# Ducting Question



## deadherring (Jan 10, 2012)

Hey,

I'm working on getting my DC up and running-have this unit http://www.grizzly.com/products/2HP...h-Aluminum-Impeller-Polar-Bear-Series/G0548ZP 
coming on Friday, weather permitting.

I'm trying to figure out how everything will fit together in terms of ducting and fittings. I am using 6" PVC, and in some cases reducing down to 4" for some machines and in some cases 2.5" (I know everyone recommends trying to stay 6" all the way thru, and I might work on modifying the machines at a later point to do that, but for now I'm working on getting set up).

My question is about how to connect from the 4" either direct to a machine, or in the case where I am reducing down to 2.5" how to connect the flex hose. The guy at Grizzly thought Fernco fittings http://www.fernco.com/plumbing/flexible-couplings might work since they are rubber and flexible and should fit onto the PVC or reducer and let me connect the flex hose.

Is that a good solution or is there another way to do this?
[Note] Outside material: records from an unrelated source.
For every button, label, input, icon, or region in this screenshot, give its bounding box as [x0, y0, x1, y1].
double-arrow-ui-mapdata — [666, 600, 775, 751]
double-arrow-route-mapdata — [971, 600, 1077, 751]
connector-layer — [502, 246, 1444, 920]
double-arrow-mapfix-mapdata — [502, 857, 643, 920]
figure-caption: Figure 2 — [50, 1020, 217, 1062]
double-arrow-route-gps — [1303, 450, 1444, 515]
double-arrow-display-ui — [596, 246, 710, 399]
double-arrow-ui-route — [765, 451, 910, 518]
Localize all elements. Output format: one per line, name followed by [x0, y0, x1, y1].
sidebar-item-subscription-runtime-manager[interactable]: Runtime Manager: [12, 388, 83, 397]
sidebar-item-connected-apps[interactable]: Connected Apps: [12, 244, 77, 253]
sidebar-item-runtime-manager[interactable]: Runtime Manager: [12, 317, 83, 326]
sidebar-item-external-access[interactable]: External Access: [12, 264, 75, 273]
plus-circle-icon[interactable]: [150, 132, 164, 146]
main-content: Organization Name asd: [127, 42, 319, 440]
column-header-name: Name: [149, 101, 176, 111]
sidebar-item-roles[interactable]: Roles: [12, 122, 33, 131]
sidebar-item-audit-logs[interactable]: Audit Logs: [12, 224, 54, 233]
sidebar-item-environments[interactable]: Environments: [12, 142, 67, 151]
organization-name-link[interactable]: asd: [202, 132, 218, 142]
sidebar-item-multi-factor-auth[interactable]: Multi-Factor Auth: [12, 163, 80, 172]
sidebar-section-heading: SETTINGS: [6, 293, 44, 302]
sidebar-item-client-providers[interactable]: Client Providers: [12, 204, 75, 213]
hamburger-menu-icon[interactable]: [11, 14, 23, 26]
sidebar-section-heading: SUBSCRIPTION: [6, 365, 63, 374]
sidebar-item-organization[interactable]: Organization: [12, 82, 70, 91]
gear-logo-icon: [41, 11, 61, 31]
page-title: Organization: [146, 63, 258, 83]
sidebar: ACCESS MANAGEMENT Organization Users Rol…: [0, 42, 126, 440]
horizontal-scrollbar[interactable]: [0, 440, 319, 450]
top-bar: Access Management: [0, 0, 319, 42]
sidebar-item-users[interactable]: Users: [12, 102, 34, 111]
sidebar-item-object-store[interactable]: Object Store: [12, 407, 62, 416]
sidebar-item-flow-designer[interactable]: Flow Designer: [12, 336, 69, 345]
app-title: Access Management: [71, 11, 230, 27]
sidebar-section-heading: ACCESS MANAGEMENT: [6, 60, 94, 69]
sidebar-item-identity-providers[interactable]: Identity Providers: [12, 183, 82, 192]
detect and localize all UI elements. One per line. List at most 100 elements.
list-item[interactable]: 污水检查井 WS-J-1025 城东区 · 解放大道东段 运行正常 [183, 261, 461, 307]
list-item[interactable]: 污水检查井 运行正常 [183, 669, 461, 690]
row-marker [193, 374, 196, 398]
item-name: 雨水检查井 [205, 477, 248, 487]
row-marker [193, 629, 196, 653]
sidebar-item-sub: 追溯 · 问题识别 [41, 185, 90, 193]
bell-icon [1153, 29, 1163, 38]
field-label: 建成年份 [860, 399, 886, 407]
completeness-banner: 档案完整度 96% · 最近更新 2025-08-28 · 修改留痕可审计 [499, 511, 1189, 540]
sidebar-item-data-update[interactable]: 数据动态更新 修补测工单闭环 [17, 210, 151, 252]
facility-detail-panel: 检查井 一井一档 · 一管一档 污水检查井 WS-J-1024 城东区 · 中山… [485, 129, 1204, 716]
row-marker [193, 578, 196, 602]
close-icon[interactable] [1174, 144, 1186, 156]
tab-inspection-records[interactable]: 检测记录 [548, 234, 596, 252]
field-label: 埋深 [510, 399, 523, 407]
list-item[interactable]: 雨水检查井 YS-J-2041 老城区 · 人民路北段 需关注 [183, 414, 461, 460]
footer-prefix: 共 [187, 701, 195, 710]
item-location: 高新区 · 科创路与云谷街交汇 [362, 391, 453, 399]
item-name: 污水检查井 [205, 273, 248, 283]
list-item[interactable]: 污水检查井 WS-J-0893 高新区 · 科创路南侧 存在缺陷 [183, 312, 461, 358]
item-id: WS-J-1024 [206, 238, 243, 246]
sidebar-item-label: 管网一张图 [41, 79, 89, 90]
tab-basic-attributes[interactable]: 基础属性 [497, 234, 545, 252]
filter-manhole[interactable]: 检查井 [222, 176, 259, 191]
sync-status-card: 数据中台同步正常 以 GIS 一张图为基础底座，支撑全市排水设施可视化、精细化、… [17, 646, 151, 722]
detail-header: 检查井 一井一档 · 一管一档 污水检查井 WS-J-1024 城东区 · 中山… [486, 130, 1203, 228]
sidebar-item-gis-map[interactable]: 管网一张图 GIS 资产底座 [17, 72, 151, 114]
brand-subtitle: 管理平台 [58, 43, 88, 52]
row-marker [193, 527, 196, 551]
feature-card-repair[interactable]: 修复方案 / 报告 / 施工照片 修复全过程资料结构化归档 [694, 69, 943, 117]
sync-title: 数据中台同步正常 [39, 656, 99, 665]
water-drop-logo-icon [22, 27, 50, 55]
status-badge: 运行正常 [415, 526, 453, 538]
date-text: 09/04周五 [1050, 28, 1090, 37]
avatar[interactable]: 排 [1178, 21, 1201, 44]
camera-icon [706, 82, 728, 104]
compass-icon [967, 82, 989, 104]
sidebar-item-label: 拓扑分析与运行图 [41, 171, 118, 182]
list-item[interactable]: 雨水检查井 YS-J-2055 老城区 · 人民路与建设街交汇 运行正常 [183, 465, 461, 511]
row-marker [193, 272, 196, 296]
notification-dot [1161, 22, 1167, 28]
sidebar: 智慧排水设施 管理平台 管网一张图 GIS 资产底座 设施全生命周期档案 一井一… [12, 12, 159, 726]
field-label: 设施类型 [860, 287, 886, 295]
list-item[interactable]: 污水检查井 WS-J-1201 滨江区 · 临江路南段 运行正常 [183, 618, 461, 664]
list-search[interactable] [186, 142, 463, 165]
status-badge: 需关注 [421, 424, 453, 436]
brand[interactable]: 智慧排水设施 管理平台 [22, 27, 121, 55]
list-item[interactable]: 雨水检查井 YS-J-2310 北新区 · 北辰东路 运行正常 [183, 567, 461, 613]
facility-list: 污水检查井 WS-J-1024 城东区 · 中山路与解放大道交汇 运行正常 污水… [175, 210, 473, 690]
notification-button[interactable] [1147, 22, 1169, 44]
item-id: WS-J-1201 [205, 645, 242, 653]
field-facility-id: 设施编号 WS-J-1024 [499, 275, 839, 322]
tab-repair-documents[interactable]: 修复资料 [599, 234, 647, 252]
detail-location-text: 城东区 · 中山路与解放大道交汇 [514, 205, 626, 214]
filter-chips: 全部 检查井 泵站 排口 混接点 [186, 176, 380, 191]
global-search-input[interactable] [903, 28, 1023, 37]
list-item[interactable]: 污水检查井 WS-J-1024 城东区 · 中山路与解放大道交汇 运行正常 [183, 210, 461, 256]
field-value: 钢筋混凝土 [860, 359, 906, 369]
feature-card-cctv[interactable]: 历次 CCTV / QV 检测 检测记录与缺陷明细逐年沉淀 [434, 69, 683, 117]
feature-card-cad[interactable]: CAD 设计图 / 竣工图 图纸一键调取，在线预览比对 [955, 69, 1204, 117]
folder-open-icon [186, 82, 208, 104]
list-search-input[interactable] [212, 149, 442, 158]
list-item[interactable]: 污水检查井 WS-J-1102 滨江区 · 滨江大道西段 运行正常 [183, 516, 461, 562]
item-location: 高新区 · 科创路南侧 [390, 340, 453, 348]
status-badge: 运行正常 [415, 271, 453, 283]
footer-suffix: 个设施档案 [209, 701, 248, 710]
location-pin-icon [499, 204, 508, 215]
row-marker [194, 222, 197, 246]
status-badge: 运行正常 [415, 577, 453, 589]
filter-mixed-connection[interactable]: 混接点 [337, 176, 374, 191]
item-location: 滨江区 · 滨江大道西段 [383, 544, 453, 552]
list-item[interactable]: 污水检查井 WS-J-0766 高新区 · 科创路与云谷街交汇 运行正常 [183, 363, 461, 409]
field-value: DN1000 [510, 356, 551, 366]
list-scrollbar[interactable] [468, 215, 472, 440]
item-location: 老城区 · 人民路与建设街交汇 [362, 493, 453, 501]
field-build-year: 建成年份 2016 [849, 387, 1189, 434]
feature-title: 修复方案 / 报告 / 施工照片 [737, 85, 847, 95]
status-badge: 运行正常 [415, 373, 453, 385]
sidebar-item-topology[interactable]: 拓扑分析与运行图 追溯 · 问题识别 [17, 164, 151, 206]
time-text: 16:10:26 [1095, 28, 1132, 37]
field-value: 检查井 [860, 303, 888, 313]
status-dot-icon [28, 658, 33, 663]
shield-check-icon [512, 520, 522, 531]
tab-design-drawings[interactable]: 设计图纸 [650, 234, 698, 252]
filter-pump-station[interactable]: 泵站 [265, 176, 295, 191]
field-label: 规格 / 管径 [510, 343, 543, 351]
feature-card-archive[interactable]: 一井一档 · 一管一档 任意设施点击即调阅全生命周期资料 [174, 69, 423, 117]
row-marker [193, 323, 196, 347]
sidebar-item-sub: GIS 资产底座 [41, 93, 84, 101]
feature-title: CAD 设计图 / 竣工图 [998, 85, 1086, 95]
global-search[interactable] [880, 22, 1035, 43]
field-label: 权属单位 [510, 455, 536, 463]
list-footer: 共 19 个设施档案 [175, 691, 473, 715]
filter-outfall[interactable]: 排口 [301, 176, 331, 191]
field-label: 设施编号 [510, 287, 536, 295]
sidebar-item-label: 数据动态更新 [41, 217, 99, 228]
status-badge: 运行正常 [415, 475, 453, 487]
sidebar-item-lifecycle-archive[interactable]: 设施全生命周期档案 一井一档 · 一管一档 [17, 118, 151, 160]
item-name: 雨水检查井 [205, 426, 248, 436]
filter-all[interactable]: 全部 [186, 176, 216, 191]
The second question is I am going to introduce a separator before the DC. The lids I've seen you can buy all have 4" ports and everyone recommends keeping that 6". I was going to try to make a simply plywood lid with 6" elbows glued in. Is that the move? Any idea where to get the 6" elbows for that that will connect to flex hose?

Thanks,

Nathan


----------



## Fred Hargis (Apr 28, 2012)

Look up Thein separator, then make yours with 6" fittings. You might find the Fernco fittings a little expensive, Woodcraft has a coupling made for going from 4" flex to 4" PVC. But you can also just use a 4" PVC coupling, and force the flex into one end of it (the flex will be a little large. It works better if you have a heat gun to heat the flex up a little, then shove it in. the 4" couplings are only a couple of dollars, get one and try it to see if you're happy with it. This will work with smaller flex as well, if you natch the PVC as closely as you can to the OD of the flex (it also works with 6"). But on your separator you could also use HVAC el's.


----------



## Toller (Dec 30, 2007)

I have all my tools connected with a length of flex hose going from the pipe to the tool. Just seemed like the natural way; don't others do that?

Make sure you get a tight closure on your separator or you will regret it.


----------



## Fred Hargis (Apr 28, 2012)

In most cases I do. But I try to keep the flex as absolutely short as possible, and anytime I can run to the tool with rigid pipe (like the table saw and my RAS) I did so.


----------